Stop the Stigma

A Brief History of Stigma: A Writing Update

tentative book cover: A Brief History of Stigma by Ashley L. Peterson

I thought I’d give you another update about how things are coming along with A Brief History of Stigma. This is one of two cover concepts I’m flip-flopping back and forth between. Both involve the cage idea, but the other one is about leaving the cage rather than being in it.

The skeleton of the book is there, and I’m just going through it over and over fleshing more things out. That is definitely not a strength for me as a writer, especially right now with especially slow brain. Who knows how long it will end up taking me; it may not be done until next year.

I’ve covered a lot of breadth, but I may end up pruning out some of the bits that don’t go into enough depth. Or I might choose to do some more research so I find more things to say. Or I may waffle about it for an extended period of time.

I’ve got a lot of references. My reference list is currently 17 pages long, although some I’ll probably cut where I have sources saying the same thing.
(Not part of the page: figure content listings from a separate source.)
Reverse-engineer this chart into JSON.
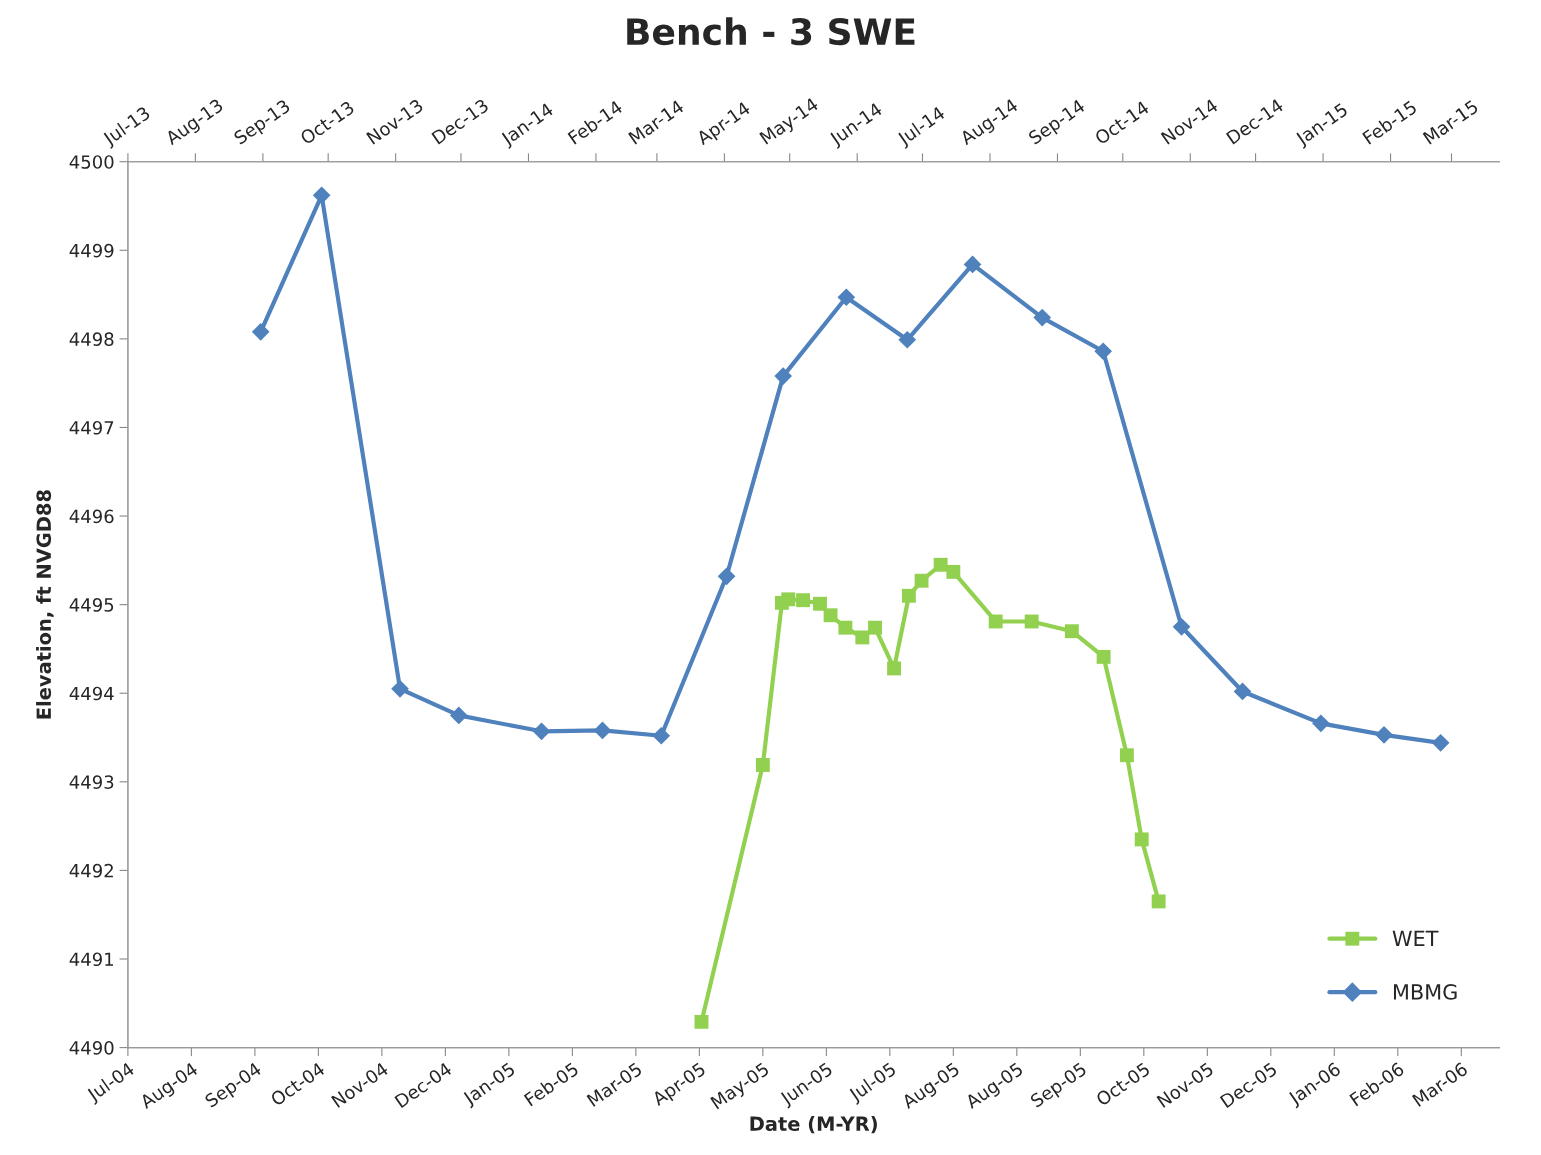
{
  "chart_data": {
    "type": "line",
    "title": "Bench - 3 SWE",
    "xlabel": "Date (M-YR)",
    "ylabel": "Elevation, ft NVGD88",
    "ylim": [
      4490,
      4500
    ],
    "yticks": [
      4490,
      4491,
      4492,
      4493,
      4494,
      4495,
      4496,
      4497,
      4498,
      4499,
      4500
    ],
    "xlim": [
      "2004-07-07",
      "2006-04-16"
    ],
    "xticks": [
      {
        "value": "2004-07-07",
        "label": "Jul-04"
      },
      {
        "value": "2004-08-06",
        "label": "Aug-04"
      },
      {
        "value": "2004-09-05",
        "label": "Sep-04"
      },
      {
        "value": "2004-10-05",
        "label": "Oct-04"
      },
      {
        "value": "2004-11-04",
        "label": "Nov-04"
      },
      {
        "value": "2004-12-04",
        "label": "Dec-04"
      },
      {
        "value": "2005-01-03",
        "label": "Jan-05"
      },
      {
        "value": "2005-02-02",
        "label": "Feb-05"
      },
      {
        "value": "2005-03-04",
        "label": "Mar-05"
      },
      {
        "value": "2005-04-03",
        "label": "Apr-05"
      },
      {
        "value": "2005-05-03",
        "label": "May-05"
      },
      {
        "value": "2005-06-02",
        "label": "Jun-05"
      },
      {
        "value": "2005-07-02",
        "label": "Jul-05"
      },
      {
        "value": "2005-08-01",
        "label": "Aug-05"
      },
      {
        "value": "2005-08-31",
        "label": "Aug-05"
      },
      {
        "value": "2005-09-30",
        "label": "Sep-05"
      },
      {
        "value": "2005-10-30",
        "label": "Oct-05"
      },
      {
        "value": "2005-11-29",
        "label": "Nov-05"
      },
      {
        "value": "2005-12-29",
        "label": "Dec-05"
      },
      {
        "value": "2006-01-28",
        "label": "Jan-06"
      },
      {
        "value": "2006-02-27",
        "label": "Feb-06"
      },
      {
        "value": "2006-03-29",
        "label": "Mar-06"
      }
    ],
    "x2lim": [
      "2013-07-01",
      "2015-03-23"
    ],
    "x2ticks": [
      {
        "value": "2013-07-01",
        "label": "Jul-13"
      },
      {
        "value": "2013-08-01",
        "label": "Aug-13"
      },
      {
        "value": "2013-09-01",
        "label": "Sep-13"
      },
      {
        "value": "2013-10-01",
        "label": "Oct-13"
      },
      {
        "value": "2013-11-01",
        "label": "Nov-13"
      },
      {
        "value": "2013-12-01",
        "label": "Dec-13"
      },
      {
        "value": "2014-01-01",
        "label": "Jan-14"
      },
      {
        "value": "2014-02-01",
        "label": "Feb-14"
      },
      {
        "value": "2014-03-01",
        "label": "Mar-14"
      },
      {
        "value": "2014-04-01",
        "label": "Apr-14"
      },
      {
        "value": "2014-05-01",
        "label": "May-14"
      },
      {
        "value": "2014-06-01",
        "label": "Jun-14"
      },
      {
        "value": "2014-07-01",
        "label": "Jul-14"
      },
      {
        "value": "2014-08-01",
        "label": "Aug-14"
      },
      {
        "value": "2014-09-01",
        "label": "Sep-14"
      },
      {
        "value": "2014-10-01",
        "label": "Oct-14"
      },
      {
        "value": "2014-11-01",
        "label": "Nov-14"
      },
      {
        "value": "2014-12-01",
        "label": "Dec-14"
      },
      {
        "value": "2015-01-01",
        "label": "Jan-15"
      },
      {
        "value": "2015-02-01",
        "label": "Feb-15"
      },
      {
        "value": "2015-03-01",
        "label": "Mar-15"
      }
    ],
    "grid": false,
    "legend": "bottom right",
    "line_style": "solid",
    "series": [
      {
        "name": "WET",
        "color": "#92d050",
        "marker": "square",
        "x": [
          "2005-04-04",
          "2005-05-03",
          "2005-05-12",
          "2005-05-15",
          "2005-05-22",
          "2005-05-30",
          "2005-06-04",
          "2005-06-11",
          "2005-06-19",
          "2005-06-25",
          "2005-07-04",
          "2005-07-11",
          "2005-07-17",
          "2005-07-26",
          "2005-08-01",
          "2005-08-21",
          "2005-09-07",
          "2005-09-26",
          "2005-10-11",
          "2005-10-22",
          "2005-10-29",
          "2005-11-06"
        ],
        "values": [
          4490.29,
          4493.19,
          4495.02,
          4495.06,
          4495.05,
          4495.01,
          4494.88,
          4494.74,
          4494.63,
          4494.74,
          4494.28,
          4495.1,
          4495.27,
          4495.45,
          4495.37,
          4494.81,
          4494.81,
          4494.7,
          4494.41,
          4493.3,
          4492.35,
          4491.65
        ]
      },
      {
        "name": "MBMG",
        "color": "#4f81bd",
        "marker": "diamond",
        "axis": "x2",
        "x": [
          "2013-08-31",
          "2013-09-28",
          "2013-11-03",
          "2013-11-30",
          "2014-01-07",
          "2014-02-04",
          "2014-03-03",
          "2014-04-02",
          "2014-04-28",
          "2014-05-27",
          "2014-06-24",
          "2014-07-24",
          "2014-08-25",
          "2014-09-22",
          "2014-10-28",
          "2014-11-25",
          "2014-12-31",
          "2015-01-29",
          "2015-02-24"
        ],
        "values": [
          4498.08,
          4499.62,
          4494.05,
          4493.75,
          4493.57,
          4493.58,
          4493.52,
          4495.32,
          4497.58,
          4498.47,
          4497.99,
          4498.84,
          4498.24,
          4497.86,
          4494.75,
          4494.02,
          4493.66,
          4493.53,
          4493.44
        ]
      }
    ]
  }
}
That whole situation is going to be a pain in the ass, and the reference manager software I have from when I was in grad school won’t play nice with my current Mac OS. I don’t want to do full in-text citations, so I will probably create a numbering system that will end up being a hot mess.
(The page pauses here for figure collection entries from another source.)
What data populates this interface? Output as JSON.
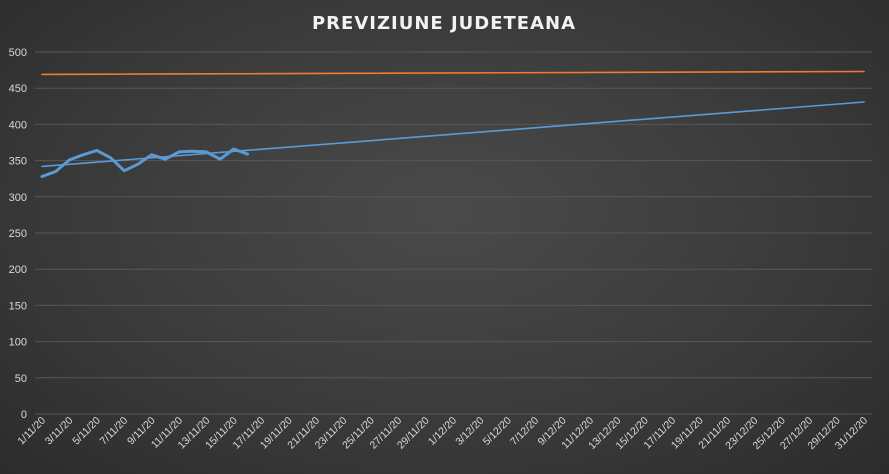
{
  "chart_data": {
    "type": "line",
    "title": "PREVIZIUNE JUDETEANA",
    "xlabel": "",
    "ylabel": "",
    "ylim": [
      0,
      500
    ],
    "y_ticks": [
      "0",
      "50",
      "100",
      "150",
      "200",
      "250",
      "300",
      "350",
      "400",
      "450",
      "500"
    ],
    "x_ticks": [
      "1/11/20",
      "3/11/20",
      "5/11/20",
      "7/11/20",
      "9/11/20",
      "11/11/20",
      "13/11/20",
      "15/11/20",
      "17/11/20",
      "19/11/20",
      "21/11/20",
      "23/11/20",
      "25/11/20",
      "27/11/20",
      "29/11/20",
      "1/12/20",
      "3/12/20",
      "5/12/20",
      "7/12/20",
      "9/12/20",
      "11/12/20",
      "13/12/20",
      "15/12/20",
      "17/11/20",
      "19/11/20",
      "21/11/20",
      "23/12/20",
      "25/12/20",
      "27/12/20",
      "29/12/20",
      "31/12/20"
    ],
    "grid": true,
    "legend": "none",
    "series": [
      {
        "color": "#5b9bd5",
        "style": "thick",
        "x": [
          "1/11/20",
          "2/11/20",
          "3/11/20",
          "4/11/20",
          "5/11/20",
          "6/11/20",
          "7/11/20",
          "8/11/20",
          "9/11/20",
          "10/11/20",
          "11/11/20",
          "12/11/20",
          "13/11/20",
          "14/11/20",
          "15/11/20",
          "16/11/20"
        ],
        "values": [
          328,
          335,
          351,
          358,
          364,
          354,
          336,
          345,
          358,
          352,
          362,
          363,
          362,
          352,
          366,
          359
        ]
      },
      {
        "color": "#5b9bd5",
        "style": "thin",
        "x": [
          "1/11/20",
          "31/12/20"
        ],
        "values": [
          342,
          431
        ]
      },
      {
        "color": "#ed7d31",
        "style": "thin",
        "x": [
          "1/11/20",
          "31/12/20"
        ],
        "values": [
          469,
          473
        ]
      }
    ]
  }
}
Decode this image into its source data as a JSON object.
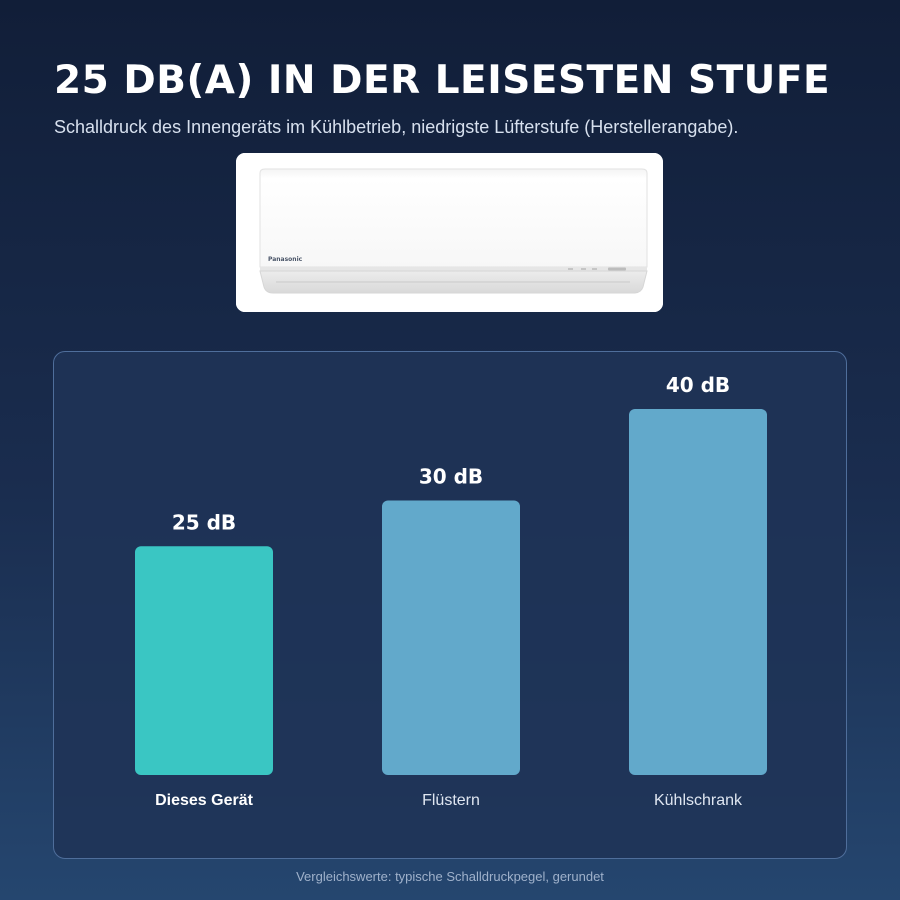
{
  "headline": "25 DB(A) IN DER LEISESTEN STUFE",
  "subline": "Schalldruck des Innengeräts im Kühlbetrieb, niedrigste Lüfterstufe (Herstellerangabe).",
  "product": {
    "brand_mark": "Panasonic"
  },
  "chart_data": {
    "type": "bar",
    "categories": [
      "Dieses Gerät",
      "Flüstern",
      "Kühlschrank"
    ],
    "values": [
      25,
      30,
      40
    ],
    "value_labels": [
      "25 dB",
      "30 dB",
      "40 dB"
    ],
    "highlight_index": 0,
    "colors": {
      "highlight": "#3ac6c3",
      "default": "#62a9cb"
    },
    "grid": false
  },
  "footnote": "Vergleichswerte: typische Schalldruckpegel, gerundet"
}
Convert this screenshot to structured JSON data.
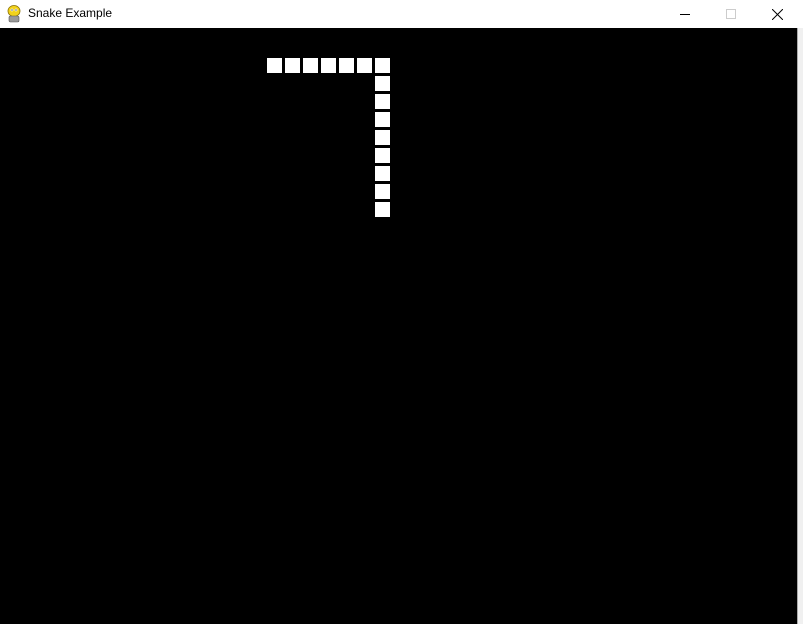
{
  "window": {
    "title": "Snake Example",
    "icon": "pygame-snake-icon",
    "controls": [
      "minimize-icon",
      "maximize-icon",
      "close-icon"
    ]
  },
  "game": {
    "background_color": "#000000",
    "snake_color": "#ffffff",
    "snake_cells": [
      [
        0,
        0
      ],
      [
        1,
        0
      ],
      [
        2,
        0
      ],
      [
        3,
        0
      ],
      [
        4,
        0
      ],
      [
        5,
        0
      ],
      [
        6,
        0
      ],
      [
        6,
        1
      ],
      [
        6,
        2
      ],
      [
        6,
        3
      ],
      [
        6,
        4
      ],
      [
        6,
        5
      ],
      [
        6,
        6
      ],
      [
        6,
        7
      ],
      [
        6,
        8
      ]
    ]
  }
}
It’s all chugging along quite slowly, but I’m not in any hurry. I like that it’s a project to work on, and finishing faster doesn’t help anything in that sense. Really, it’s the learning that I like more than the actual writing itself, so I could rather contentedly just carry on researching and slowly adding more on for the next two years.

There don’t seem to be that many books out there that do what this book is trying to do, which may mean there’s a little corner in the market it could fit into. But I have to keep my royalty income low to avoid giving the government an excuse to decide I’m not actually disabled after all, so I don’t necessarily want it to have a market anyway.

Anyway, that’s about it. Just a quick this-is-what-I’m-writing check-in.

Mental illness: Stop the stigma - graphic of face and megaphone with the words "speak up"

You can find more on mental illness stigma on the Stop the Stigma page.

Visit the MH@H Resource Pages hub to see other themed pages from Mental Health @ Home.

24 thoughts on “A Brief History of Stigma: A Writing Update”

  1. I’m glad you have such a meaningful project going on!! And it’s meaningful to you and the audience, for sure!! Love the cover! I think a lot of people can probably relate to the woman in the cage. I feel your pain about having to process seventeen pages of references! There are aspects of writing that are just horrid, and that should go at the top of the list. It definitely makes writing fiction way easier! 😮 I didn’t know there was software for it! You learn something new every day. I remember back in the day having to reference a pamphlet that gave instructions for how to format different types of references, based on whether it was a magazine article, a book, etc. I’m really so grateful for the internet! How’d we ever survive without it?

    I’m so excited to read your book!! YAY!

  2. Impressed! I also think caps on income for disabled people aren’t helpful in general as they’re generally quite low? People can have really high healthcare costs, emergencies can happen, doesn’t feel right.

  3. Awesome! I’m looking forward to reading this. I’ve read many books about mental health and mental illness, but not too many that focus on stigma. So, yeah, this will definitely be an interesting and welcome read.

  4. It’s a beautiful graphic. It’s an important topic. I related to the need for a project. And for the need to not do to well. God forbid I live about the genteel poverty of disability. I’m pretty sure it’s low so we remember our place. I’m possibly projecting.

  5. Sounds interesting, I look forward to reading it. Are you covering sexism and hysteria? I can’t believe people used to think that it was women’s wombs that made them crazy!